An Airport for Wisonsin's Walworth County?

June 21, 2006
A county-run airport would compete with the East Troy Municipal Airport.

In the last 15 years, Walworth County in Wisconsin has built a sheriff's department headquarters, a jail and a Huber dorm, a judicial center, a nursing home, and additions to the health and human services department.

Its government center is undergoing massive renovations, and the county board recently approved building a new school for children with special needs.

So is an airport next?

One supervisor suggests the board look at the prospect.

Larry Hilbelink told the public works committee Monday that he heard from a pilot friend that "airports can be built for nothing through federal grants. That puts us in a position to build for virtually nothing."

Hilbelink suggested building an airport on 400-plus acres of county land off County NN near the new nursing home.

The tract of agricultural land is large enough for a smaller airport, Hilbelink said. He was unsure how long a runway could be and how big of planes it could accommodate.

If federal grants were available to construct an airport, the county could make money from gas sales and hanger rentals, Hilbelink said.

"It's nothing more than a possibility that the county could conceivably make good money off a county project, rather than spend money," Hilbelink said.

An airport could help lure larger companies to Walworth County, Hilbelink said.

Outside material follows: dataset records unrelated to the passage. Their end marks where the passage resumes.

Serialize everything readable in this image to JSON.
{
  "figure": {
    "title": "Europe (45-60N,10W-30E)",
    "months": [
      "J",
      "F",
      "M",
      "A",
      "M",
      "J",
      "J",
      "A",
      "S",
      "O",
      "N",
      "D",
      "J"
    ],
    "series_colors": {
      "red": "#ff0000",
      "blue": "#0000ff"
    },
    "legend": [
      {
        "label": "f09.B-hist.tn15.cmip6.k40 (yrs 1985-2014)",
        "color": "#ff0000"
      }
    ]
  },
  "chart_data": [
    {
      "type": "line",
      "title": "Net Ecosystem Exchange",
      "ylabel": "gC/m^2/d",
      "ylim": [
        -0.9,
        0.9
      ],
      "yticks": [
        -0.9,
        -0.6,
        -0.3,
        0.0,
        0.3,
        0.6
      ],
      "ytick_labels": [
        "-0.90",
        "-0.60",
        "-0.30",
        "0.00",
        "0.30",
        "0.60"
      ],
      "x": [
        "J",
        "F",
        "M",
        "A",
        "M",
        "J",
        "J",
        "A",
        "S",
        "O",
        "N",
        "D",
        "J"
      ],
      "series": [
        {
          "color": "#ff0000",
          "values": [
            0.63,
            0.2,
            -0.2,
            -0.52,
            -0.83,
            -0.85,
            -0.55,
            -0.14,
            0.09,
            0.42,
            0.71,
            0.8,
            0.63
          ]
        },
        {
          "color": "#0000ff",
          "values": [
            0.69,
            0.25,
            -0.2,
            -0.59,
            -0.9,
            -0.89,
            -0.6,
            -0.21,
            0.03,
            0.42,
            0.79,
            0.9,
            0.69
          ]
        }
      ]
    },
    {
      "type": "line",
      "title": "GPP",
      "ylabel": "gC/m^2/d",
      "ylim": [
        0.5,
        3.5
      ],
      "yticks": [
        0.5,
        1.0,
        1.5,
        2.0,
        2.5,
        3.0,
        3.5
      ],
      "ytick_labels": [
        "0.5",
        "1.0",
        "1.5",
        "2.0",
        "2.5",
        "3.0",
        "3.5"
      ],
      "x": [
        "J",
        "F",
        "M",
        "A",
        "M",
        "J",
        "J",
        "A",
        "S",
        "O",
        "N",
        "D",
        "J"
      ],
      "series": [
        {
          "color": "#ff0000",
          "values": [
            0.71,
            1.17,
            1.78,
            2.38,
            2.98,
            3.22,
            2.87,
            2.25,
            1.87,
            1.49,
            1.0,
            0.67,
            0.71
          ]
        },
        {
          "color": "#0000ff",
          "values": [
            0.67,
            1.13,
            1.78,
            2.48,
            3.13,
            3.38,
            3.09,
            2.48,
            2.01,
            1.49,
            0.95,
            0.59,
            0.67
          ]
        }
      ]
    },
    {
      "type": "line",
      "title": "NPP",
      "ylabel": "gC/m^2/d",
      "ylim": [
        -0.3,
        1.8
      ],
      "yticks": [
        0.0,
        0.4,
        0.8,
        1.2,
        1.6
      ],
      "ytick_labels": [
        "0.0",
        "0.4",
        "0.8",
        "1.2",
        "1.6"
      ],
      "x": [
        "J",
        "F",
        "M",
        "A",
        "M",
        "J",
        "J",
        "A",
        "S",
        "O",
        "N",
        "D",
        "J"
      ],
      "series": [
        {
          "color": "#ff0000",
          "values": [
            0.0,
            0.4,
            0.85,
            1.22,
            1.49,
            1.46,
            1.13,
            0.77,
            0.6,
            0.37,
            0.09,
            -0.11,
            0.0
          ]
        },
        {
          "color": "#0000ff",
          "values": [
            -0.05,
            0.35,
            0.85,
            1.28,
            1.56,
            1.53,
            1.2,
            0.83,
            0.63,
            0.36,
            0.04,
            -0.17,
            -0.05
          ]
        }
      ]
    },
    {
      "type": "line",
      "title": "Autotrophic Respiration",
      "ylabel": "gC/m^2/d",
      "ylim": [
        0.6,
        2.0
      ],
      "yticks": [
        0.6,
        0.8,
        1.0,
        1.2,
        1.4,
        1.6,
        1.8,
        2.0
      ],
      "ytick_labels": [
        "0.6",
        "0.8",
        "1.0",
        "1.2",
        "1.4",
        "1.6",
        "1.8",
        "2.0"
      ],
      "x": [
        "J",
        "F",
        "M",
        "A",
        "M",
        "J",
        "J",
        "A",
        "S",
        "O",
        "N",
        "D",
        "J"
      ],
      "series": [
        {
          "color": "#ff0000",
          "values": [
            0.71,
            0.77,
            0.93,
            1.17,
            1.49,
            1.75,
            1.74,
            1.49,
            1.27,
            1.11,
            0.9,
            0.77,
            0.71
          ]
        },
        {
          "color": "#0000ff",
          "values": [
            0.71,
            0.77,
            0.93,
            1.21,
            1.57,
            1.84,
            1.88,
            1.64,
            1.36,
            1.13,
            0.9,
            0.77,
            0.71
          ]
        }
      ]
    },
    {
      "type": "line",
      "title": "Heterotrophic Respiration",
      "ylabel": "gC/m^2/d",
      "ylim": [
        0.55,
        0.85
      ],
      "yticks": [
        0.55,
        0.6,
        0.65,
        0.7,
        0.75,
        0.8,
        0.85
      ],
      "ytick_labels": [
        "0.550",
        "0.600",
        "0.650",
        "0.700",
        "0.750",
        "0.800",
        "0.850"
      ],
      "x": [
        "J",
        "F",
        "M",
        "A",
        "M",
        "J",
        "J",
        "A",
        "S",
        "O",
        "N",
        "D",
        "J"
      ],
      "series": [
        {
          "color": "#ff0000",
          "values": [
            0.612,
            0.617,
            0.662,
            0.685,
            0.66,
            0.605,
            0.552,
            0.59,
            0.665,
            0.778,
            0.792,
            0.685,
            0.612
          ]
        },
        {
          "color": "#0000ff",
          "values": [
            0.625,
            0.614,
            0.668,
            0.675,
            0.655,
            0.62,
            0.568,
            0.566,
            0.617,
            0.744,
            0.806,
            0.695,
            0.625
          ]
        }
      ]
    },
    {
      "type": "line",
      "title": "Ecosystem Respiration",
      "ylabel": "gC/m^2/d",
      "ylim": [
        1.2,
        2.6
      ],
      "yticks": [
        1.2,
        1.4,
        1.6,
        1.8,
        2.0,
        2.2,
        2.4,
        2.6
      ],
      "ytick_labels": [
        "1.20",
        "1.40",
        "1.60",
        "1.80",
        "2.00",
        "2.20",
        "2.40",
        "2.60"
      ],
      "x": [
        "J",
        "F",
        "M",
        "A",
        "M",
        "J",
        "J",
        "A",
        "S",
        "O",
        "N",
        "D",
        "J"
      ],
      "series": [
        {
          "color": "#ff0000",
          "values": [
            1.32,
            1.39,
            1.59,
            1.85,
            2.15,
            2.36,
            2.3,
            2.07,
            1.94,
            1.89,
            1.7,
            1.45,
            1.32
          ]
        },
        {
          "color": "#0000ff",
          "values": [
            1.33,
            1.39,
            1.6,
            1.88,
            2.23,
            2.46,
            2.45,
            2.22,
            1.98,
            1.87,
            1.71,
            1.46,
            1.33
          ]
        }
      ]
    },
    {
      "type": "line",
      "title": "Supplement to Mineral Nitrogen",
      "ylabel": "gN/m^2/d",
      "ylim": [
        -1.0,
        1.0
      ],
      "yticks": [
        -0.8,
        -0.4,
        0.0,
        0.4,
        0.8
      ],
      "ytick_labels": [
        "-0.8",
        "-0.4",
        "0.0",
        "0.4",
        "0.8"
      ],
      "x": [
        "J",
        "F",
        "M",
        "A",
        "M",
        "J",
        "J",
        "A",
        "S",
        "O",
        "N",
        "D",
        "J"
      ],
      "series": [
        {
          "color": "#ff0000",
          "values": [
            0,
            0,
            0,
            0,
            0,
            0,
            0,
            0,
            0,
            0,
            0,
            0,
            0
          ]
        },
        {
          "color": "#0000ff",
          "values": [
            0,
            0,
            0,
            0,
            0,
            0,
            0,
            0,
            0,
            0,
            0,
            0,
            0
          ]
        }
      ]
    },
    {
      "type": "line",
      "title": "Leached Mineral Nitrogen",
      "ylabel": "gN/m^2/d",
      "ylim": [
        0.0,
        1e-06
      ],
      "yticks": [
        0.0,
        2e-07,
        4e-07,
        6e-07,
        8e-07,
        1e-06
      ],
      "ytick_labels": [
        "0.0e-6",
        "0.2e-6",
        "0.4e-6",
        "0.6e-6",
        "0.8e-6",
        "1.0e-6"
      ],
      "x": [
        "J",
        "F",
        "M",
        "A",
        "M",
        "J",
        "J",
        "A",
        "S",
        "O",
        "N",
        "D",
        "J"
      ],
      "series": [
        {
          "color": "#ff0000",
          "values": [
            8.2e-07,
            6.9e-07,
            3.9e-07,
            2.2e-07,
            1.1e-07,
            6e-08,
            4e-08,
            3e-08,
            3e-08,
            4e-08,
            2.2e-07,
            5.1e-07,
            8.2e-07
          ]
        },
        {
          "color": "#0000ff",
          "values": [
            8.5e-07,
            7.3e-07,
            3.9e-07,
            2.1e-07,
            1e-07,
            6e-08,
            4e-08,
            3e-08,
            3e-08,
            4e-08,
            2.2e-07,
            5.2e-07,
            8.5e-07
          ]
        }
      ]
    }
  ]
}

He noted that the Walworth County Economic Development Alliance is trying to persuade American Honda Motor Co. to build a car manufacturing plant in the area.

A county-run airport would compete with the East Troy Municipal Airport, said Jeff Parnau, president of the airport's fixed based operations center.

"I would be kind of surprised if they built something the same size and scope as what we have because they already have it in Walworth County," Parnau said. "The village has done an aggressive expansion plan (here), with 17 more proposed hangers and a runway expansion approved in the late 1990s.

"This is the first I've heard of (the proposal). It would make a lot more sense for them to acquire the operation from the village."

The village of East Troy owns the airport land and rents space to individuals and companies for plane storage and aviation-related businesses, Parnau said. Other airstrips in Walworth County are privately owned.

East Troy budgets about $98,000 annually for expenditures at the airport, mostly for employee wages to maintain the facility. The village also has material costs to maintain hangars that it owns.

The village receives about $100,000 in airport revenues, but $15,600 of that is from village tax support, according to village records. Non-tax revenues are about $84,000 from fuel sales, land leases, hanger rentals and a few other sources.

"Airports are rarely revenue makers," said village Trustee John Alexander, who sits on the East Troy Airport advisory committee. "They strive to break even. But it's tough when you have a tax base our size. Having a tax base the size of a county would make a lot more sense."

The city of Burlington also operates an airport just outside the county line.

"It's just an idea. I'm trying to throw something out there," Hilbelink said after the meeting. "Every time we come to taxpayers, it's for something we have to buy. Look at parks. Every time we look at parks we ask how much is it going to cost us?

"This is nothing more than an idea where the county may be able to make money off it; money that might support something else it has going on."